Depth first search is more memory efficient than breadth first search as you can backtrack sooner. It is also easier to implement if you use the call stack but this relies on the longest path not overflowing the stack.

Also if your graph is directed then you have to not just remember if you have visited a node or not, but also how you got there. Otherwise you might think you have found a cycle but in reality all you have is two separate paths A->B but that doesn't mean there is a path B->A. With a depth first search you can mark nodes as visited as you descend and unmark them as you backtrack.

Why is backtracking essential?

Can someone explain with an example graph as what is meant in the given A->B example?

Finally, I have a DFS code for cycle detection in directed graph that does not use backtracking but still detects cycle in O(E+V).

public boolean isCyclicDirected(Vertex v){
  if (v.isVisited) {
    return true;
  }
  v.setVisited(true);
  Iterator<Edge> e = v.adj.iterator();
  while (e.hasNext()) {
    Vertex t = e.next().target;
    // quick test:
    if (t.isVisited) {
      return true;
    }
    // elaborate, recursive test:
    if (isCyclicDirected(t)) {
      return true;
    }
  }
  // none of our adjacent vertices flag as cyclic
  v.setVisited(false);
  return false;
}
3

There are 3 answers

5
Bernhard Barker On BEST ANSWER

Why you need to backtrack:

A -> B
^ \
|  v
D <- C

If you go A -> B and you don't backtrack, you'll stop there and you won't find the cycle.

Your algorithm does backtrack. You're just wrapping it in recursion so it might not quite look the way you expect. You recurse for one of the neighbours, if this doesn't find a cycle, that call returns and you try some other neighbour - this is backtracking.

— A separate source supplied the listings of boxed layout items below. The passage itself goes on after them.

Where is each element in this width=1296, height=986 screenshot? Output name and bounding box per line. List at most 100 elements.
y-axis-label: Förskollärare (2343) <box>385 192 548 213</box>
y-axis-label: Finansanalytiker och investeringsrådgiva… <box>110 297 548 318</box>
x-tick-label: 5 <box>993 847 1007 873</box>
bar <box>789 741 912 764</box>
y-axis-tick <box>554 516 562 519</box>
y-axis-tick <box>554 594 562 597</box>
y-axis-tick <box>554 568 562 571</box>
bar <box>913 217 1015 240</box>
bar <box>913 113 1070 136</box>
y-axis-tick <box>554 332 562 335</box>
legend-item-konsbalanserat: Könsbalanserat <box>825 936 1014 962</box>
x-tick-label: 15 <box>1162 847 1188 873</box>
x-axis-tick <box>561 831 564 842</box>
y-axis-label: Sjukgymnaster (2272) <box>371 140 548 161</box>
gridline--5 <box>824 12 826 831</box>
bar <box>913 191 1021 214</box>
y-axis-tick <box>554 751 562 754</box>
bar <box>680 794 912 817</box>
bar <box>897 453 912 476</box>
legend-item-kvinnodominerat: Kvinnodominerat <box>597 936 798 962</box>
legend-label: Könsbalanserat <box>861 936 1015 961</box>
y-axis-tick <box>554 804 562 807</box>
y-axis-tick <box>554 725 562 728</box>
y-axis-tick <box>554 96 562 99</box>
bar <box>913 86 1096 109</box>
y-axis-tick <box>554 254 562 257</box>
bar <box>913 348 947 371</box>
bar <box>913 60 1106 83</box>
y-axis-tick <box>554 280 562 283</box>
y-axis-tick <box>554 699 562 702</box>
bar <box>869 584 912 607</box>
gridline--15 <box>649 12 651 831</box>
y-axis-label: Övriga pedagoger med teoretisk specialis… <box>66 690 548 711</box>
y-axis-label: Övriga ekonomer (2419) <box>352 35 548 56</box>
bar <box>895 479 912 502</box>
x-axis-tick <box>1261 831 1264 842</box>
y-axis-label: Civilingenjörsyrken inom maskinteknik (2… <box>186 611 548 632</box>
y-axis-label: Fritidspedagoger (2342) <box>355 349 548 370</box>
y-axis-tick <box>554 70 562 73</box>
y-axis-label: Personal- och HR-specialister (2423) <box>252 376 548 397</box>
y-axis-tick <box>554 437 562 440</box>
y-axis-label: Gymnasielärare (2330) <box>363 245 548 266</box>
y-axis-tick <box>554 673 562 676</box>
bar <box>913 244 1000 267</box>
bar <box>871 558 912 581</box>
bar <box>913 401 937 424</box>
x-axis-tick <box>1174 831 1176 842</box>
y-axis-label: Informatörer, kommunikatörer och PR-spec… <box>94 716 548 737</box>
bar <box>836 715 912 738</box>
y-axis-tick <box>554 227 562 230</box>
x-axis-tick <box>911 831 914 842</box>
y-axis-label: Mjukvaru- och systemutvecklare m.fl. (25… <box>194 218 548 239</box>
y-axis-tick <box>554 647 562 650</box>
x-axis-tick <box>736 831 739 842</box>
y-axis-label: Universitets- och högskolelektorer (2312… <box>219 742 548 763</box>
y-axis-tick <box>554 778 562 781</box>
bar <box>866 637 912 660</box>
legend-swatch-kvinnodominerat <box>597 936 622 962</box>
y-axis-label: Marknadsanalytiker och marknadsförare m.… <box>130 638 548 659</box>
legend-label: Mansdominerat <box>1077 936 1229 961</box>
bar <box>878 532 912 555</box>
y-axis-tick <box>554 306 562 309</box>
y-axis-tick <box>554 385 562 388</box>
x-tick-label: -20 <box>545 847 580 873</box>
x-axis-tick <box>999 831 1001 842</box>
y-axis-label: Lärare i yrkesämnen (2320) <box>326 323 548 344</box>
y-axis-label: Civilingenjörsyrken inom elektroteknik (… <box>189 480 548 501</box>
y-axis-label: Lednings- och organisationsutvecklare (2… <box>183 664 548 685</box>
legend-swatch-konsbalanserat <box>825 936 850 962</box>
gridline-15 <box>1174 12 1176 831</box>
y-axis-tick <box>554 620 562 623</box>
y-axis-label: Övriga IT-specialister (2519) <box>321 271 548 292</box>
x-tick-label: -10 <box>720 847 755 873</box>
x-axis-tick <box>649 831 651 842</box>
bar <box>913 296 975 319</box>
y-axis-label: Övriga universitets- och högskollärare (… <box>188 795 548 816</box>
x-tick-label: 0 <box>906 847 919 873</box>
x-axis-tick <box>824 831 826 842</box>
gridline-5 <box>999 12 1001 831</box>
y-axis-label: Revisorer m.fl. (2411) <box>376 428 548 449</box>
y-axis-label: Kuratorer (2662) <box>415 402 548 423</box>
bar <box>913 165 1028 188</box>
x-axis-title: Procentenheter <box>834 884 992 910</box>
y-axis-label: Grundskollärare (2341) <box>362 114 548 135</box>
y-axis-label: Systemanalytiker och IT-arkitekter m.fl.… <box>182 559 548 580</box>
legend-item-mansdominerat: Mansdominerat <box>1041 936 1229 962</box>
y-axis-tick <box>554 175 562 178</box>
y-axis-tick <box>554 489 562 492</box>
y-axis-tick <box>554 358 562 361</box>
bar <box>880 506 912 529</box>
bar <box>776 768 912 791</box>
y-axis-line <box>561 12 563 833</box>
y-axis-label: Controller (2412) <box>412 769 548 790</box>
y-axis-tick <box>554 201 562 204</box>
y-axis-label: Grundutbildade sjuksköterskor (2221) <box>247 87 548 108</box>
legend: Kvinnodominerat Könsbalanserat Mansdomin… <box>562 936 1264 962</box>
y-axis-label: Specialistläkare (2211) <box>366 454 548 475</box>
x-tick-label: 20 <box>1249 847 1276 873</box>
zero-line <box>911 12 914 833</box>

Why you need to remember how you got to where you are:

A -> B
  \  ^
   v |
     C

The above graph has no cycle, but if you go A -> B, then A -> C -> B, you'll think there is if you don't remember the path.

As mentioned in the linked post, you can just set the visited flag to false before returning in your code (which I see you've now done) - this will act as remembering the path.

0
user3076574 On

backtracking is not essential only if your graph doesn't have any case where you can get from node A to node B by two different paths. Your algo will detect a false positive in the case mentioned in the previous answer: A -> B \ ^ v | C But if you add backtracking your alto will work perfectly, even in the case above.

6
Floegipoky On

It's worth pointing out that this marking algorithm is an adaptation of the naive approach to linked list cycle detection that involves keeping track of each node visited so far. In this case the path followed by the recursion is treated as a linked list and the linked list algorithm is applied. The space complexity is what makes the algorithm sub-optimal for linked lists, since you need to hold a reference to each node in the list it is O(n). When you're applying this to a decently well-balanced graph howeever, the space complexity drops to O(logn). In the case where the graph is a tree, the space complexity degrades to O(n) but you get O(n) time complexity.

Also, the algorithm is still incorrect. Given a graph with nodes A and B and a single edge B->B, isCyclicDirected(A) will never detect the cycle.